Aside from the tourist destinations like Goa, India doesn’t appear to be much of a party place. The state of Gajurat is dry, and various holy sites have liquor bans. During elections, alcohol is banned for a week leading up to the elections. Liquor is also banned on major religious holidays. In Bangalore, dancing and live music are actually illegal. The few pubs that do exist close down at eleven PM. On Saturday nights, people line up outside the juice bar sipping pineapple juice and lime sodas, or outside the ‘milk bar’ drinking God knows what.


The emaciated guard watches me tie Kali to the handrail and digs his fingers deep into his balls. Men grab at themselves a lot in India. That isn’t a gross generalization: though it is truly gross, it is also a fact. From one end of the country to the other, if the men aren’t peeing on a cement wall, they are tugging and scratching their member, without a hint of modesty. Where I come from, we make a point not to grab or scratch our private parts in public – I don’t know why exactly, it’s just our culture.

When I reach the door, the guard opens it for me.

The Wine Baron smells like vomit, and has that sticky sort of a feel like a nightclub at 2am, where your shoes peel off the floor like band-aids. The men behind the counter, and there are many, have blood-red eyes, like the tuk-tuk drivers. I walk to the counter quickly, and can feel their eyes glued to me. I point to the row of imported liquor.

“Absolut,” I say.

One of the men looks at the shelf, then back at me, confused.

“Vodka. Import,” I clarify.

“Mandarin Orange. Absolut.”

He hands me a bottle of Bacardi rum.

“Neh, neh. Wodka, wodka,” I point more emphatically. “Orange.”

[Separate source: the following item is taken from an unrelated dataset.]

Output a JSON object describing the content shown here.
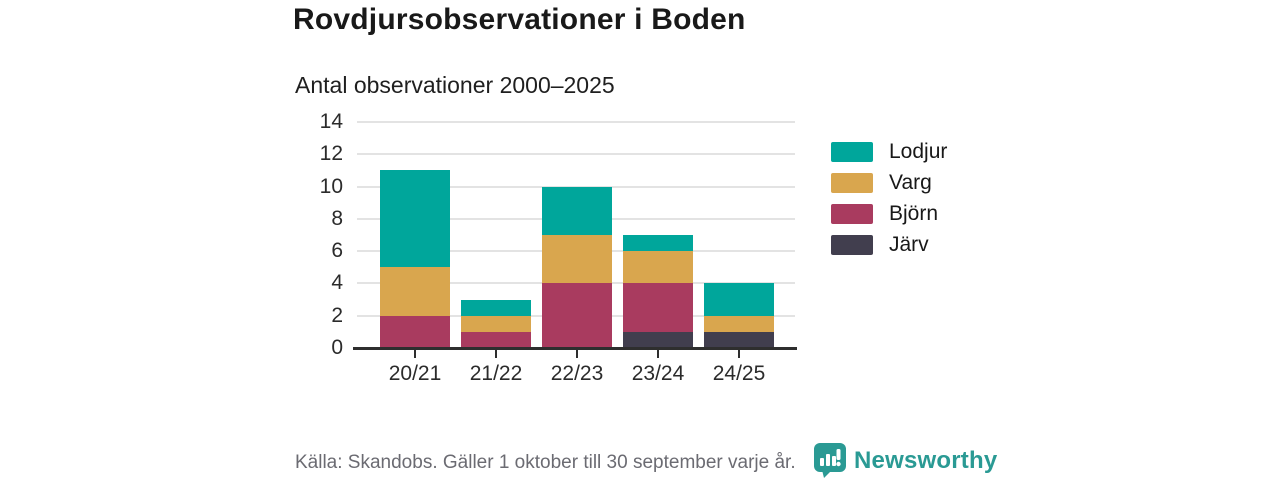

By now, the magnetic force of the white lady buying vodka is drawing everybody in the store closer and closer. The clerk places the bottle on the counter, and I feel like I want to explain that it really isn’t for me. But it is for me, and I want it more now than I did five minutes ago. I want the vodka to create a magical force field around me – a dome of solitude. I want to physically climb into the bottle of vodka soak it in through all my pours until I pass out and forget I’m in India.

I take the bottle to the cashier, and he turns it over in his hand, examining it like I’ve just handed him a fish. I attempt to break his spell by sliding my credit card toward him.

“Man-din Oange,” he says and locks eyes with me.

“Hacha,” I say and twitch my head to the left in agreement.

Normally I’m a purist, and don’t like fluffy flavored drinks, but Absolut Mandarin tastes like St. Joseph’s Baby Aspirin, so I make an exception.

I sign the receipt, grab the bag, and dash out of the store, past the ball-scratching guard and the dozens of eyes. It feels like a humiliating perp-walk; as if I’ve just bought a vial of crack instead of a very expensive bottle of imported Swedish vodka.

It’s really just easier not to drink at all in this place, but I don’t want the terrorists to win.